Yeah, ultimately a lof of devs are trying to make "story generators" relying on the user's imagination to fill in the blanks, hence rimworld is so popular.

There's a business/technical model where "local" llms would kinda work for this too, if you set it up like the Kobold Horde. So the dev hosts a few GPU instances for GPUs that can't handle the local LLM, but users with beefy PCs also generate responses for other users (optionally, with a low priority) in a self hosted horde.
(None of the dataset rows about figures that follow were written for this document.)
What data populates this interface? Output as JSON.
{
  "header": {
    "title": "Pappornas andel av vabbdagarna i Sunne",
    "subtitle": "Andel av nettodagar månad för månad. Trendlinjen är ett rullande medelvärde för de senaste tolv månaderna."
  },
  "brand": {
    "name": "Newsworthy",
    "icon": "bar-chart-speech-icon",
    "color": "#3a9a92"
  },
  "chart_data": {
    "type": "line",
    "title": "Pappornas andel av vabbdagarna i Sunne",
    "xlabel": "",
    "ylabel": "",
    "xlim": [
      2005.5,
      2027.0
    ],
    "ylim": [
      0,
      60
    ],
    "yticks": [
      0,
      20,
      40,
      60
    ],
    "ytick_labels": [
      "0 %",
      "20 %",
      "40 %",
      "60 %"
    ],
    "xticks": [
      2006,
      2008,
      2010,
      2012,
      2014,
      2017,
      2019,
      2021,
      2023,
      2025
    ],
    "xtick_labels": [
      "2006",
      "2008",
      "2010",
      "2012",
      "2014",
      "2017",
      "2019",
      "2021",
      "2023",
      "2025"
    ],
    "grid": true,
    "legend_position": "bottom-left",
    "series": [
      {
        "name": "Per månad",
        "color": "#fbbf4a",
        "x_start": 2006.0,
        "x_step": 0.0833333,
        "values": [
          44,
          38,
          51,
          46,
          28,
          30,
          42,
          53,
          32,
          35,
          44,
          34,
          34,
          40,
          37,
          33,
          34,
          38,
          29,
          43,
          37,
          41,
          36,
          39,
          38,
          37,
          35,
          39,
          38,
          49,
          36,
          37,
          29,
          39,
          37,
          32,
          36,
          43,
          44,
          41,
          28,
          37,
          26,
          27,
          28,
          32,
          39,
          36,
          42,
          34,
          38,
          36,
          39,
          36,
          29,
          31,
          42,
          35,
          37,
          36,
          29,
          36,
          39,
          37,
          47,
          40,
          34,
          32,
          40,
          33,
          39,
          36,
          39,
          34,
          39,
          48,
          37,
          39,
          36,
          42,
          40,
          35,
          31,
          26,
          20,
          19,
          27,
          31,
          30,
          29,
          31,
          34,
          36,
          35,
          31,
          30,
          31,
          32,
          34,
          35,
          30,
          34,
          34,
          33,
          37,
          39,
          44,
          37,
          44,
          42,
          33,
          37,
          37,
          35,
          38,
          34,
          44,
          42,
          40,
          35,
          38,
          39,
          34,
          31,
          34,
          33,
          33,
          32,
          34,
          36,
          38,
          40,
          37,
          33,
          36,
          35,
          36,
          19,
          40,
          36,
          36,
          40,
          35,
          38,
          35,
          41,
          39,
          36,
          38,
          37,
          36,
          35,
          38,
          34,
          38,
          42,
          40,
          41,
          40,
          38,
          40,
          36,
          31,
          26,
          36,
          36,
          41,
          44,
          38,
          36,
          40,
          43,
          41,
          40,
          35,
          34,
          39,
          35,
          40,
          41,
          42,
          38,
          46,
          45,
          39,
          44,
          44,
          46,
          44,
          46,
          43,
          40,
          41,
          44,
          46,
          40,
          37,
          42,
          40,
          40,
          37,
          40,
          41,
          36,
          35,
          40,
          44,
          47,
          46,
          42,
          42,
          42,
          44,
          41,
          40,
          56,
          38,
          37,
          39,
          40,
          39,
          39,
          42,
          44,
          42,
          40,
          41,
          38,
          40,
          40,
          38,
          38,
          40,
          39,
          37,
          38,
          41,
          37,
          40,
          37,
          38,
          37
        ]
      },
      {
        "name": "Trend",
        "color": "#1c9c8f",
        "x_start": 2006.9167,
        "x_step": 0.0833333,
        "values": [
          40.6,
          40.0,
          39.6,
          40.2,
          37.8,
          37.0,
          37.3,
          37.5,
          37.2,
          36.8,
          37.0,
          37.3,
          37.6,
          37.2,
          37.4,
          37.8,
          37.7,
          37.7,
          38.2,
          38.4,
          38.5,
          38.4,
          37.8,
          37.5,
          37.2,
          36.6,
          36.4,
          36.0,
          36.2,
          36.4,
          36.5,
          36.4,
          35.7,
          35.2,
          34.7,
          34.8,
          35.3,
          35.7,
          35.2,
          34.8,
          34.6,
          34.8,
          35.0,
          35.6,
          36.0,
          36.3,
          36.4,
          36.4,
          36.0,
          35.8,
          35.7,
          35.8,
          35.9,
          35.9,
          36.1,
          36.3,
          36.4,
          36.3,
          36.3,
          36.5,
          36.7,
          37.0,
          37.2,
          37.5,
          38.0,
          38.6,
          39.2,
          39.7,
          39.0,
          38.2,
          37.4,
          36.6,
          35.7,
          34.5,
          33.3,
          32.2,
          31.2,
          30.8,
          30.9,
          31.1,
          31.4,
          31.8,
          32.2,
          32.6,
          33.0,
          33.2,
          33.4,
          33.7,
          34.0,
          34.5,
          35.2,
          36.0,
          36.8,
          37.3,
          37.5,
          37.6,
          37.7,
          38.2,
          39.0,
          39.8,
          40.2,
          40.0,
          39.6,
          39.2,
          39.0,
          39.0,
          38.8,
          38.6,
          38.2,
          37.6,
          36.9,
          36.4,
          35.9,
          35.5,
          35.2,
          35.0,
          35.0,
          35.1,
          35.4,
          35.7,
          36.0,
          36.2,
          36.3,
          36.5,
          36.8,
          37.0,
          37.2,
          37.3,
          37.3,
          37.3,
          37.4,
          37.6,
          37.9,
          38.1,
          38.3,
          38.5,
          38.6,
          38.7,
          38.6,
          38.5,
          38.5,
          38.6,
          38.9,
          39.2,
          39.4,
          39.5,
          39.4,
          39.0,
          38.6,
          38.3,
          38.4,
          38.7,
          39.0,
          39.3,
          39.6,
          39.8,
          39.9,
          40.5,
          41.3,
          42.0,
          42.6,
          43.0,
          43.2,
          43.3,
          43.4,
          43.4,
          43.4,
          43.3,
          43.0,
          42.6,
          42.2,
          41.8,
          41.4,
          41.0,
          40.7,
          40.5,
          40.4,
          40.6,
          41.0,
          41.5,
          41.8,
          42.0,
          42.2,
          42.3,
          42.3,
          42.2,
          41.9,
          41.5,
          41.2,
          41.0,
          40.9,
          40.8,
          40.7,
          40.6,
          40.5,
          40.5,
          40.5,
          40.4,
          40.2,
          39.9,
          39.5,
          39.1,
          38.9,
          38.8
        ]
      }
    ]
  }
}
Something like using a LLM to make actually unique side quests in a Skyrim-esque game could be interesting.

The side quest/bounty quest shit in something like Starfield was fucking awful because it was like, 5 of the same damn things. Something capable of making at least unique sounding quests would be a shockingly good use of the tech.

[–] flop_leash_973@lemmy.world 6 points 10 months ago

That stance will change if they ever get acquired. Might even get the chance to see James Cuda try and walk back this stance in a few years.

[–] Imgonnatrythis@sh.itjust.works 6 points 10 months ago

So definitely gonna have AI baked in by next year.

[–] Corno@lemm.ee 5 points 10 months ago

Very good news for artists. AI image generation is founded upon art theft, and art theft is something that artists are not fond of, so it's really nice to see the developer being open about his respect to the artists who use the app!

[–] RobotToaster@mander.xyz 4 points 10 months ago* (last edited 10 months ago) (3 children)

Didn't krita say the same thing at one time?

It's currently one of the best programs to generate AI art using self hosted models.

[–] MossyFeathers@pawb.social 5 points 10 months ago

I think that's kinda comparing apples to oranges. Krita is FOSS, and FOSS developers can be just as affected by community pressure as proprietary developers; possibly moreso. I dunno the circumstances around Krita's decision to walk back and include AI, but I speculate it may have come from community pressure. Procreate isn't FOSS so the community has a much harder time forcing their hand (the community can't exactly fork the code and push everyone to migrate to a pro-AI version of Procreate). The other side of this, however, is that as proprietary developers, they feel more pressure from money.

My prediction is that they'll stick to this as long as it's profitable. If they break away from it then it's either because the CEO was replaced with a more profit-hungry CEO, they're no longer profitable and they believe adding AI would fix that, or they believe they've found a use for AI that wouldn't sacrifice creativity.